In a debt-backed currency system, new money is created only when the central bank lends it out at interest. The amount of money owed to the Federal Reserve will always exceed the amount in circulation, so most debts will never be repaid.
Listen to this post: Twilight Patriot - 15 April 2019
People
often speak of fiat money as if its worth were purely imaginary because, unlike
the gold-backed currency of the past, its value is not based on any physical
substance. But that is only partially true; fiat money isn’t backed by nothing,
it’s backed by debt. Everyone is scrambling to get dollars because nearly
everyone has debts that can only be paid in dollars – and the scramble will,
for most people, lead only to frustration, because there aren’t enough dollars
in circulation to pay off all the debt.
No amount
of moralizing about the need to live within our means can solve the debt
problem in a country whose economy is structured so that an increasing debt
load is a mathematical inevitability.

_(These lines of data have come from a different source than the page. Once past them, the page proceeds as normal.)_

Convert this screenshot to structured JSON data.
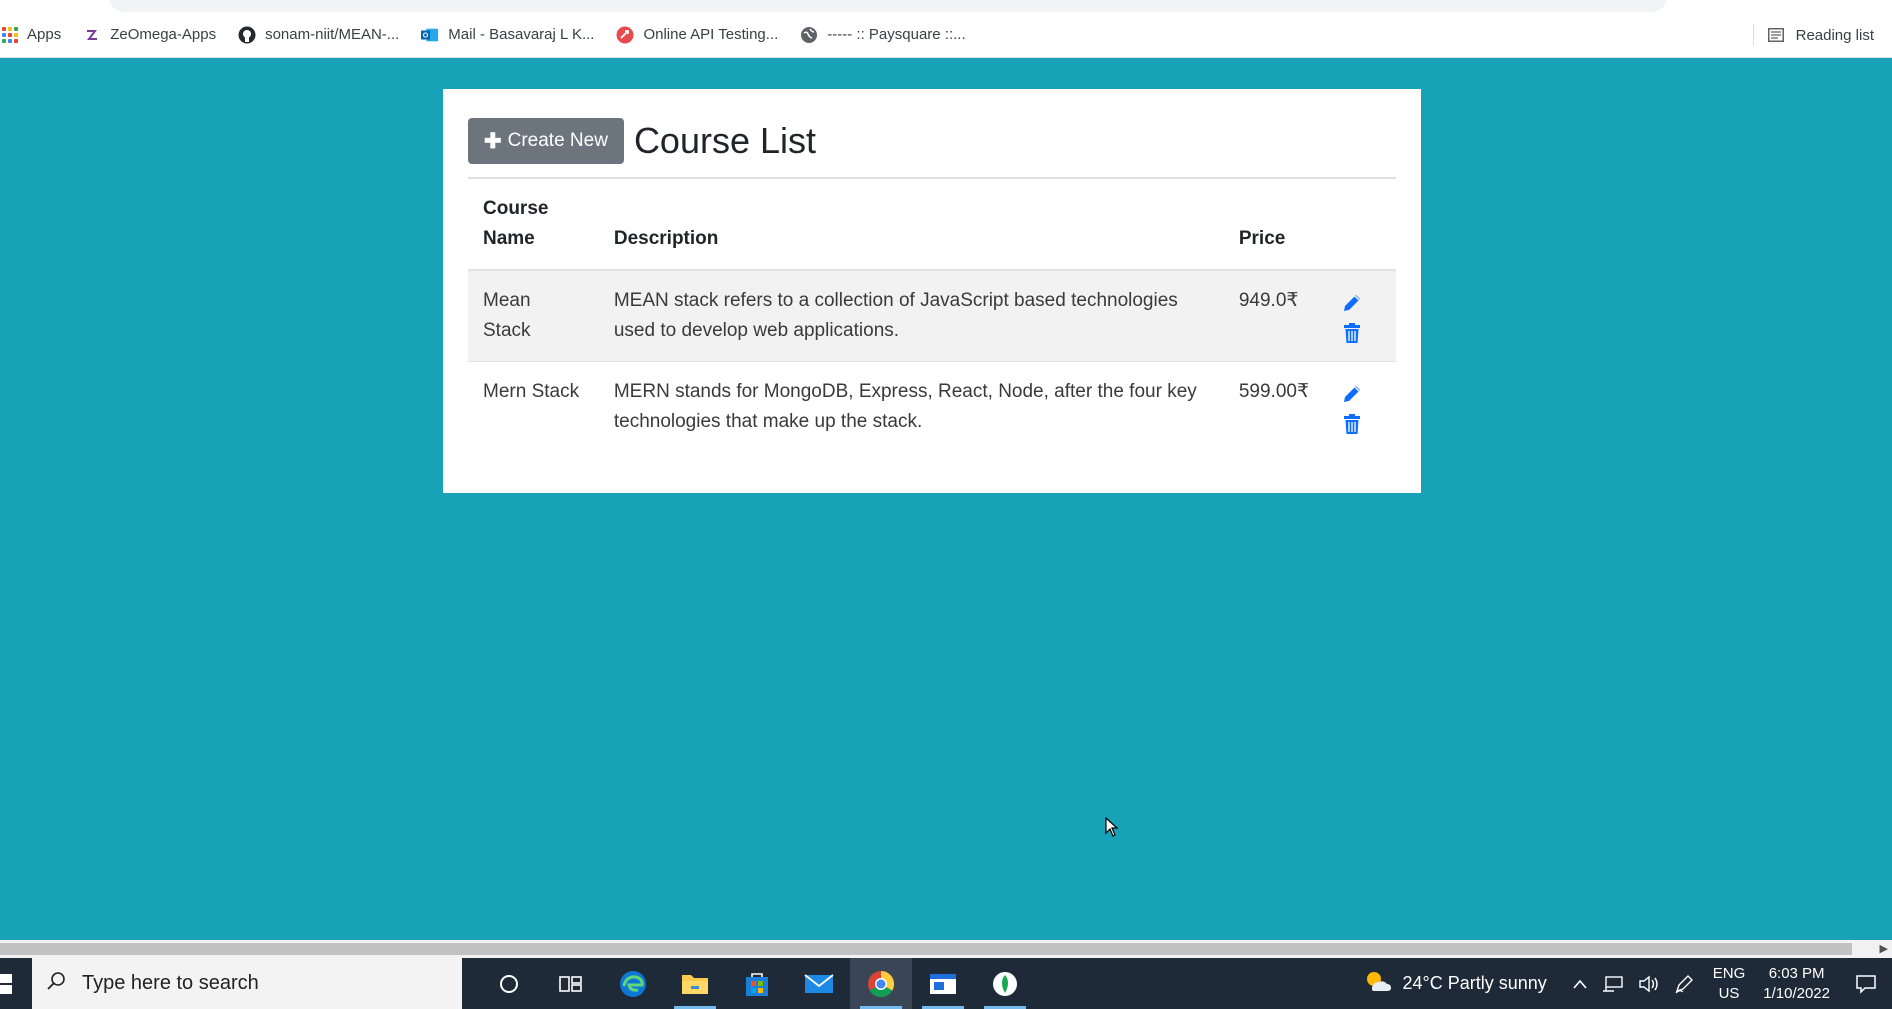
{
  "browser": {
    "bookmarks": [
      {
        "label": "Apps",
        "icon": "apps-grid-icon"
      },
      {
        "label": "ZeOmega-Apps",
        "icon": "zeomega-icon"
      },
      {
        "label": "sonam-niit/MEAN-...",
        "icon": "github-icon"
      },
      {
        "label": "Mail - Basavaraj L K...",
        "icon": "outlook-icon"
      },
      {
        "label": "Online API Testing...",
        "icon": "api-testing-icon"
      },
      {
        "label": "----- :: Paysquare ::...",
        "icon": "globe-icon"
      }
    ],
    "reading_list": "Reading list"
  },
  "page": {
    "create_button": "Create New",
    "title": "Course List",
    "columns": {
      "name_line1": "Course",
      "name_line2": "Name",
      "description": "Description",
      "price": "Price"
    },
    "courses": [
      {
        "name_line1": "Mean",
        "name_line2": "Stack",
        "description_line1": "MEAN stack refers to a collection of JavaScript based technologies",
        "description_line2": "used to develop web applications.",
        "price": "949.0₹"
      },
      {
        "name_line1": "Mern Stack",
        "name_line2": "",
        "description_line1": "MERN stands for MongoDB, Express, React, Node, after the four key",
        "description_line2": "technologies that make up the stack.",
        "price": "599.00₹"
      }
    ]
  },
  "taskbar": {
    "search_placeholder": "Type here to search",
    "weather": "24°C  Partly sunny",
    "lang_line1": "ENG",
    "lang_line2": "US",
    "time": "6:03 PM",
    "date": "1/10/2022"
  },
  "colors": {
    "background": "#17a2b8",
    "button_secondary": "#6c757d",
    "action_icon": "#0d6efd"
  }
}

Abolishing the Federal Reserve, and
restoring commodity-backed money, is the only way to prevent the average
American from continuing to toil away as a debt slave.

In a
debt-backed currency system like America’s, new money can only be created by
the central bank, and the central bank exchanges this money for only one thing
– a promise to pay back yet more money in the future. Debt created in this
manner will never, on the whole, be paid off. It is mathematically impossible
for it do anything but steadily grow.
America’s
current problem with debt – both personal and public – is generally blamed on a
lack of frugality. And that is indeed
part of the problem, as most modern Americans live beyond their means. But even
in the mid-twentieth century, when the old virtues of thrift and hard
work were more widespread, the middle class was kept firmly under the heel of
the banking industry and was being steadily drained of its wealth.
The
problem is ultimately structural. The minority of Americans who manage to pay
their way out of debt can only do so by selling their goods or labour in
exchange for dollars. And those dollars were ultimately borrowed, at interest,
from a bank. The debt can be shuffled around, and the most talented and
hardworking individuals can claw their way to the top of the pile, but the pile
itself will never be diminished.
And
because the amount of money owed to the Federal Reserve is always increasing,
the only way to prevent the economy from grinding to a halt entirely is to
steadily increase the money supply via inflation. And that is what the Federal
Reserve does, by lending out yet larger amounts of money in order to cover the
original debts. But central bankers know better than to set the inflation rate
so high as to lose the ability to profit off the debt already owed to them. With
the right balance, economic collapse can be staved off without the finance
industry losing its ability to enrich itself at the expense of everybody else.
All this
is not to say that individuals cannot pay out of debt if they make it a
priority to do so. They need only outperform the average American – and that’s
a pretty low bar. Nevertheless, America as a whole will keep sliding further
into bondage, as it has been doing ever since the free coinage of silver and gold
were abolished in 1873 and 1933, respectively, making bankers into the creators
of money rather than mere merchants of it.